第二十七話
深く、
深く、
体が沈んでいくー…。
それは、暗い水底に向かっていくような感覚だった。
不思議と、息は苦しくない。
常闇に包まれたこの世界は、どこまでも暗く、どこまでも深く、どこまでも静かに僕を底へといざなってゆく。
不意に、何者かの気配を感じた。
目を凝らすと、奥底に何者かが体を丸めて蹲っている。
それは、黒い毛並みの子犬だった。
その子犬を見つけた途端、静かだった常闇の世界から、あらゆる感情が僕の心に流れ込んでくる。

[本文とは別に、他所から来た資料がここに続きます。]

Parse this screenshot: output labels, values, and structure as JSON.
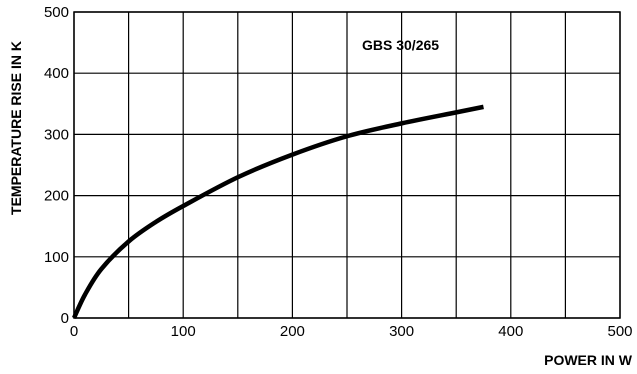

『喜び』『希望』『感謝』『不安』『恐怖』『憤怒』『憎悪』『悲壮』『苦痛』
同時に、体の感覚が支配された。
『人に触れられる幸福感』『お腹が満たされる満足感』『体を拘束される不快感』『喉の渇きによる焦燥感も』『空腹による飢餓感』『生きたまま身体が腐る恐怖感』
そして、何かを食べた瞬間の『絶望感』
僕は、ただひたすらにその感情と感覚を受け止め続けた。そして、ようやく常闇の底までたどり着く。
子犬は、体を小さく丸めて震えていた。
きっと、これが犬神様の本当の姿なのだろう。
「犬神様…、僕の声が聞こえますか?」
声をかけても、反応はない。
僕は、そっとその黒い毛並みに触れた。
すると、触れた指先に痺れるような感覚が走る。
震える小さな体を見て、僕は無性に泣きたくなった。
「ずっと…、苦しかったんだよね。ずっと…、辛かったんだよね。もう、大丈夫だよ。」
ゆっくりと語りかける。
しかし、それでも子犬の体は動かない。
僕は、その小さな頭をそっと撫でた。
その瞬間、僕の指先から頭へ映像が流れ込む。
頭が割れそうになる感覚に襲われるが、それでも僕は手を離さなかった。
それは、この子犬の走馬灯だった。
僕は目を瞑り、その走馬灯へと意識を委ねた。